О руке же, не снявшей:
III. Вечер поэтесс
Не очень много шили там,
И не в шитье была там сила…
Летом 1920 г., как-то поздно вечером ко мне неожиданно вошла… вошел… женский голос в огромной шляпе. (Света не было, лица тоже не было.)
Привыкшая к неожиданным посещениям — входная дверь не запиралась — привыкшая ко всему на свете и выработавшая за советские годы привычку никогда не начинать первой, я, вполоборота, ждала.
«Вы Марина Цветаева?» — «Да». — «Вы так и живете без света?» — «Да». — «Почему же вы не велите починить?» — «Не умею». — «Чинить или велеть?» — «Ни того, ни другого». — «Что же вы делаете по ночам?» — «Жду». — «Когда зажжется?» — «Когда большевики уйдут». — «Они не уйдут никогда». — «Никогда».
В комнате легкий взрыв двойного смеха. Голос в речи был протяжен, почти что пенье. Смех явствовал ум.

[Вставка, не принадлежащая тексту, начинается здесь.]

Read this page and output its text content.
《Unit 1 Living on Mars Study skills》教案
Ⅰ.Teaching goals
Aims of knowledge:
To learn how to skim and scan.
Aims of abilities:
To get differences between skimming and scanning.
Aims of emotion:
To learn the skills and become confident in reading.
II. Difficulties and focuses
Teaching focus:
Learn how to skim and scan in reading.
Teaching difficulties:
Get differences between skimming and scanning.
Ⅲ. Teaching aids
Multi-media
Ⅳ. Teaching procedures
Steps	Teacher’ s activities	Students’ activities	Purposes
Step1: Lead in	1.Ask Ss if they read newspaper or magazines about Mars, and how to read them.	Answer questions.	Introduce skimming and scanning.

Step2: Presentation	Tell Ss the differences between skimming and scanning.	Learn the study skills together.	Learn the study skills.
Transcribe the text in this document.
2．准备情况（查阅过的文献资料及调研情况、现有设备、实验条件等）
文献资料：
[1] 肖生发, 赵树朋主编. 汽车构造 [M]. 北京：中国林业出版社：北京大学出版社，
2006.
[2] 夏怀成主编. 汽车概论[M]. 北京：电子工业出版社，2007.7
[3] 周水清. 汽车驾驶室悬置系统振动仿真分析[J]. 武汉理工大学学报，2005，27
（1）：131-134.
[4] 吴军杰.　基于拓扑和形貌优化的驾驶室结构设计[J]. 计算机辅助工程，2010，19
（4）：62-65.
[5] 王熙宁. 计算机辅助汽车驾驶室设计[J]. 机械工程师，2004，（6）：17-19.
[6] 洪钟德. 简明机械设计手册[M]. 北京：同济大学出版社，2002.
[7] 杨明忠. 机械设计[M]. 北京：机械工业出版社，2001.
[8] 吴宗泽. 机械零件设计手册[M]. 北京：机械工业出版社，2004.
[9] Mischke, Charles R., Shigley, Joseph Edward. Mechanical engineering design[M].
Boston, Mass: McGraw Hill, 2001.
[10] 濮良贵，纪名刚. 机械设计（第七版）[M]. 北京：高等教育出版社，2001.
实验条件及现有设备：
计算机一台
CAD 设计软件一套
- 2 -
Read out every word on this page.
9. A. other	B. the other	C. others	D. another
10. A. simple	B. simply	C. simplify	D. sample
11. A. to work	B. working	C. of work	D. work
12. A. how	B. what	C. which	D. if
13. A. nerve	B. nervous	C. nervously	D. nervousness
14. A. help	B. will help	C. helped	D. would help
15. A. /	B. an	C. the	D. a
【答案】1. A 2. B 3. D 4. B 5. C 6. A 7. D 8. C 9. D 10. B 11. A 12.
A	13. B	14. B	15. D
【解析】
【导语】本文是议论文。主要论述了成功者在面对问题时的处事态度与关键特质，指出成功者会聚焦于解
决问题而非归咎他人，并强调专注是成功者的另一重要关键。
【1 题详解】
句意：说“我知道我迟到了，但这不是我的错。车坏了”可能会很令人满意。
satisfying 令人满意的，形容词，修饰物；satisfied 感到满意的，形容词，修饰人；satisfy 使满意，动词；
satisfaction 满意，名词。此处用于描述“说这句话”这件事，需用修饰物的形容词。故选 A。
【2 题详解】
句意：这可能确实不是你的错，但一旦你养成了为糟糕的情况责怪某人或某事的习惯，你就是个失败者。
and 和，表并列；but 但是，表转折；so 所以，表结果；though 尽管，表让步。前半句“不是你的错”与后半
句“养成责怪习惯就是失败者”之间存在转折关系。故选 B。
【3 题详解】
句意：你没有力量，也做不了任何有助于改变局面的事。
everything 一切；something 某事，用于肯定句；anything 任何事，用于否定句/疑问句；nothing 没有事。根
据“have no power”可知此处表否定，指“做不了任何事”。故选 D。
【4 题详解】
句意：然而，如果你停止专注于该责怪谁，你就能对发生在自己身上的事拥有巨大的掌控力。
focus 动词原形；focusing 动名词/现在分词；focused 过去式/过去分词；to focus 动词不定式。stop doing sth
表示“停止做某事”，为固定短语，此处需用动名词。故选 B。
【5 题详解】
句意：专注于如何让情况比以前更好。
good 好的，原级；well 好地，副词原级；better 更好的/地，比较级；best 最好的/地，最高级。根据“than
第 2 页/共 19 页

«А я Адалис. Вы обо мне не слыхали?» — «Нет». — «Вся Москва знает». — «Я всей Москвы не знаю». — «Адалис, с которой — которая… Мне посвящены все последние стихи Валерия Яковлевича. Вы ведь очень его не любите?» — «Как он меня». — «Он вас не выносит». — «Это мне нравится». — «И мне. Я вам бесконечно благодарна за то, что вы ему никогда не нравились». — «Никогда».
Новый смех. Волна обоюдной приязни растет.
«Я пришла спросить вас, будете ли вы читать на вечере поэтесс». — «Нет». — «Я так и знала и сразу сказала В. Я. Ну, а со мной одной будете?» — «С вами одной, да». — «Почему? Вы ведь моих стихов не знаете». — «Вы умны и остры и не можете писать плохих стихов. Еще меньше — читать». (Голос вкрадчиво:) — «Со мной и с Радловой?» — «Коммунистка?» — «Ну, женский коммунизм…» — «Согласна, что мужской монархизм — лучше. (Пауза.) Донской. Но, шутки в сторону, партийная или нет?» — «Нет, да нет же!» — «И вечер совершенно вне?» — «Совершенно вне». — «Вы, Радлова и я». — «Вы, Радлова и я». — «Платить будут?» — «Вам заплатят». — «О, не скажите! Меня любят, но мне не платят». — «Брюсов вас не любит и вам заплатит». — «Хорошо, что Брюсов меня не любит!» — «Повторяю, не выносит. Знаете, что он сказал, получив ваши рукописи? „Я высоко ценю ее, как поэта, но как женщину я ее не выношу, и она у меня никогда не пройдет!“» — «Но ведь стихи предлагал поэт, а не женщина!» — «Знаю, говорила — говорили — непереубедим. Что у вас, собственно, с ним было?»
Рассказываю, смеясь, то, что читатель уже знает. Адалис: «Он мстителен и злопамятен». — «Я никогда не считала его ни христианином, ни славянином». — «И, временами, непомерно мелок». — «За „непомерно“ прощаю».